Wenn man vom Libido-Konzept selbst absieht, ist die wichtigste Vorstellung, die Reich aus der Psychoanalyse übernommen hat, die, daß die Libido auf prägenitale Stufen bzw. Objekte (insbesondere das gegengeschlechtliche Elternteil) fixiert bleibt und deshalb nicht entladen werden kann.

Diese Vorstellung hat er dahin modifiziert, daß die genitale Sexualität die besagten infantilen Fixierungen entschärfen kann, indem ihnen die Energie entzogen wird, und daß umgekehrt durch Störung der genitalen Abfuhr an sich harmlose Erfahrungen in der Kindheit (etwa inzestuöser Natur) im nachhinein pathogen werden können, weil sie mit Energie aufgeladen werden.

Unglaublicherweise will die Psychoanalyse die genitale Befriedigung aber eindämmen und durch „Sublimierung“ ersetzen, die, wie Reich hervorhebt, jedoch von der uneingeschränkten genitalen Befriedigung abhängt.

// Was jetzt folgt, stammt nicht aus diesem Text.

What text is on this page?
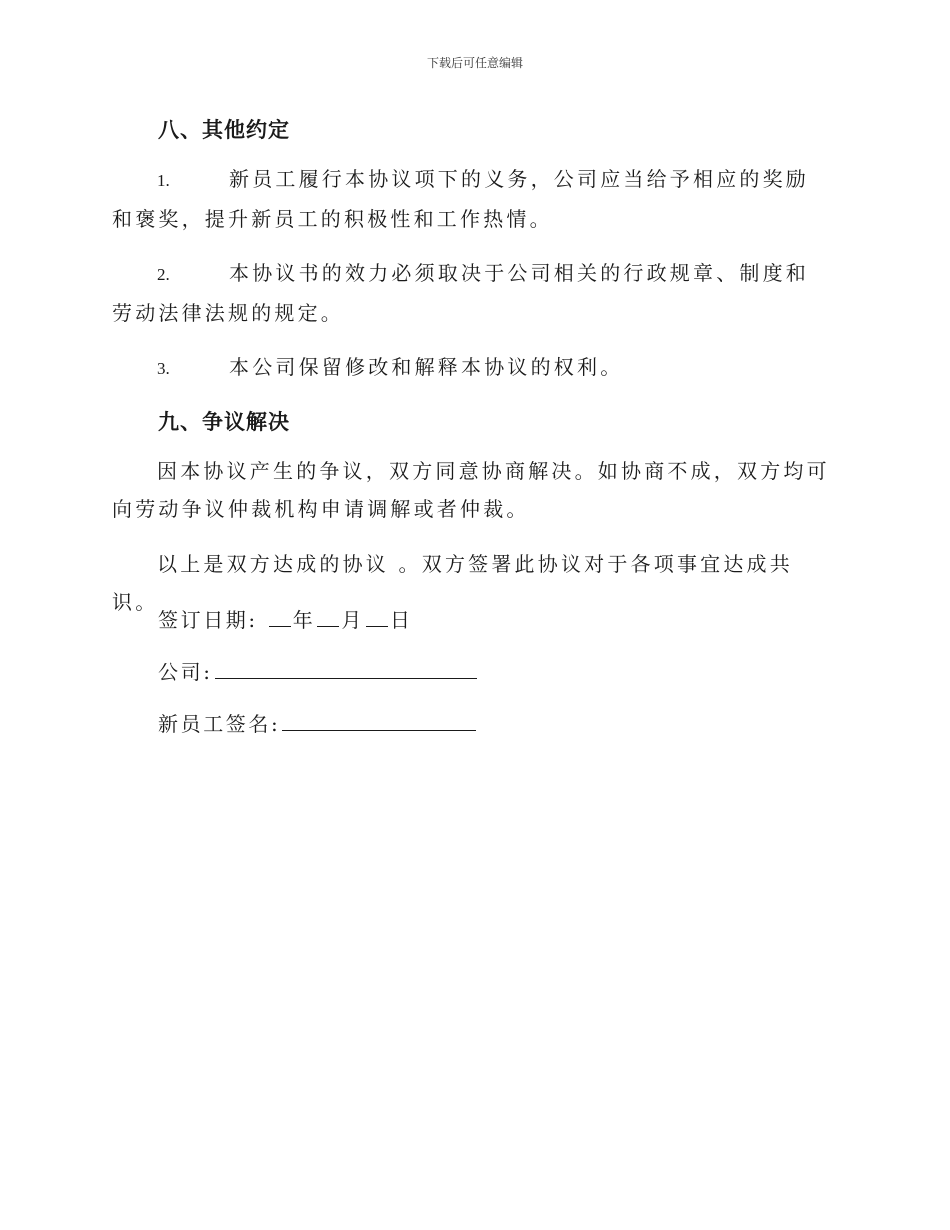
下载后可任意编辑
八、其他约定

1.	新员工履行本协议项下的义务，公司应当给予相应的奖励和褒奖，提升新员工的积极性和工作热情。

2.	本协议书的效力必须取决于公司相关的行政规章、制度和劳动法律法规的规定。

3.	本公司保留修改和解释本协议的权利。

九、争议解决

因本协议产生的争议，双方同意协商解决。如协商不成，双方均可向劳动争议仲裁机构申请调解或者仲裁。

以上是双方达成的协议 。双方签署此协议对于各项事宜达成共识。

签订日期: 年 月 日

公司:

新员工签名:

Nur wer genital befriedigt ist, kann prägenitale Strebungen sublimieren. Man kann also mit Karl Kraus sagen, daß die Psychoanalyse die Krankheit ist, deren Heilung sie vorgibt.

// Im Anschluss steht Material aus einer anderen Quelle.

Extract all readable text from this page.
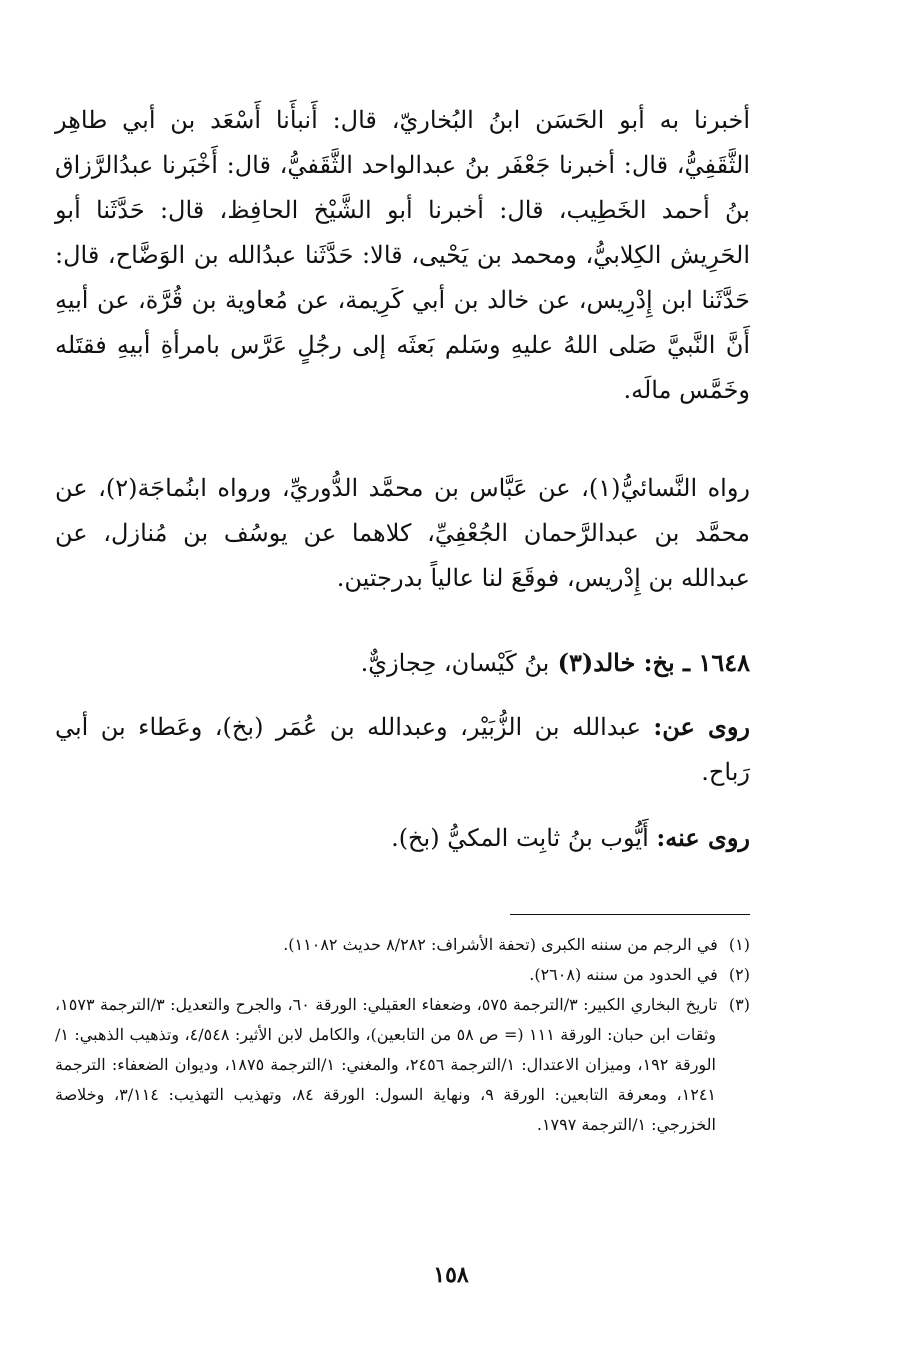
أخبرنا به أبو الحَسَن ابنُ البُخاريّ، قال: أَنبأَنا أَسْعَد بن أبي طاهِر الثَّقَفِيُّ، قال: أخبرنا جَعْفَر بنُ عبدالواحد الثَّقَفيُّ، قال: أَخْبَرنا عبدُالرَّزاق بنُ أحمد الخَطِيب، قال: أخبرنا أبو الشَّيْخ الحافِظ، قال: حَدَّثَنا أبو الحَرِيش الكِلابيُّ، ومحمد بن يَحْيى، قالا: حَدَّثَنا عبدُالله بن الوَضَّاح، قال: حَدَّثَنا ابن إِدْرِيس، عن خالد بن أبي كَرِيمة، عن مُعاوية بن قُرَّة، عن أبيهِ أَنَّ النَّبيَّ صَلى اللهُ عليهِ وسَلم بَعثَه إلى رجُلٍ عَرَّس بامرأةِ أبيهِ فقتَله وخَمَّس مالَه.

رواه النَّسائيُّ(١)، عن عَبَّاس بن محمَّد الدُّوريِّ، ورواه ابنُماجَة(٢)، عن محمَّد بن عبدالرَّحمان الجُعْفِيِّ، كلاهما عن يوسُف بن مُنازل، عن عبدالله بن إِدْريس، فوقَعَ لنا عالياً بدرجتين.

١٦٤٨ ـ بخ: خالد(٣) بنُ كَيْسان، حِجازيٌّ.

روى عن: عبدالله بن الزُّبَيْر، وعبدالله بن عُمَر (بخ)، وعَطاء بن أبي رَباح.

روى عنه: أَيُّوب بنُ ثابِت المكيُّ (بخ).

(١) في الرجم من سننه الكبرى (تحفة الأشراف: ٨/٢٨٢ حديث ١١٠٨٢).

(٢) في الحدود من سننه (٢٦٠٨).

(٣) تاريخ البخاري الكبير: ٣/الترجمة ٥٧٥، وضعفاء العقيلي: الورقة ٦٠، والجرح والتعديل: ٣/الترجمة ١٥٧٣، وثقات ابن حبان: الورقة ١١١ (= ص ٥٨ من التابعين)، والكامل لابن الأثير: ٤/٥٤٨، وتذهيب الذهبي: ١/الورقة ١٩٢، وميزان الاعتدال: ١/الترجمة ٢٤٥٦، والمغني: ١/الترجمة ١٨٧٥، وديوان الضعفاء: الترجمة ١٢٤١، ومعرفة التابعين: الورقة ٩، ونهاية السول: الورقة ٨٤، وتهذيب التهذيب: ٣/١١٤، وخلاصة الخزرجي: ١/الترجمة ١٧٩٧.

١٥٨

In Die Traumdeutung (Fischer TB, 1961, S. 470f) beschreibt Freud seinen therapeutischen Ansatz wie folgt: Unbewußte Wünsche blieben immer rege.

Sie stellen Wege dar, die immer gangbar sind, so oft ein Erregungsquantum sich ihrer bedient. Es ist sogar eine hervorragende Besonderheit unbewußter Vorgänge, daß sie unzerstörbar bleiben. Im Unbewußten ist nichts zu Ende zu bringen, ist nichts vergangen oder vergessen. Man bekommt hiervon den stärksten Eindruck beim Studium der Neurosen, speziell der Hysterie. Der unbewußte Gedankenweg, der zur Entladung im Anfall führt, ist sofort wieder gangbar, wenn sich genug Erregung angesammelt hat. Die Kränkung, die vor dreißig Jahren vorgefallen ist, wirkt, nach dem sie sich den Zugang zu den unbewußten Affektquellen verschafft hat, alle die dreißig Jahre wie eine frische. So oft ihre Erinnerung angerührt wird, lebt sie wieder auf und zeigt sich mit der Erregung besetzt, die sich in einem Anfall motorische Abfuhr verschafft. Gerade hier hat die Psychotherapie einzugreifen. Ihre Aufgabe ist es, für die unbewußten Vorgänge eine Erledigung und ein Vergessen zu schaffen. Was wir nämlich geneigt sind, für selbstverständlich zu halten und für einen primären Einfluß der Zeit auf die seelischen Erinnerungsreste erklären, das Ablassen der Erinnerung und die Affektschwäche der nicht mehr rezenten Eindrücke, das sind in Wirklichkeit sekundäre Veränderungen, die durch mühevolle Arbeit zustande kommen. Es ist das Vorbewußte, welches diese Arbeit leistet, und die Psychotherapie kann keinen anderen Weg einschlagen, als das Ubw der Herrschaft des Vbw zu unterwerden.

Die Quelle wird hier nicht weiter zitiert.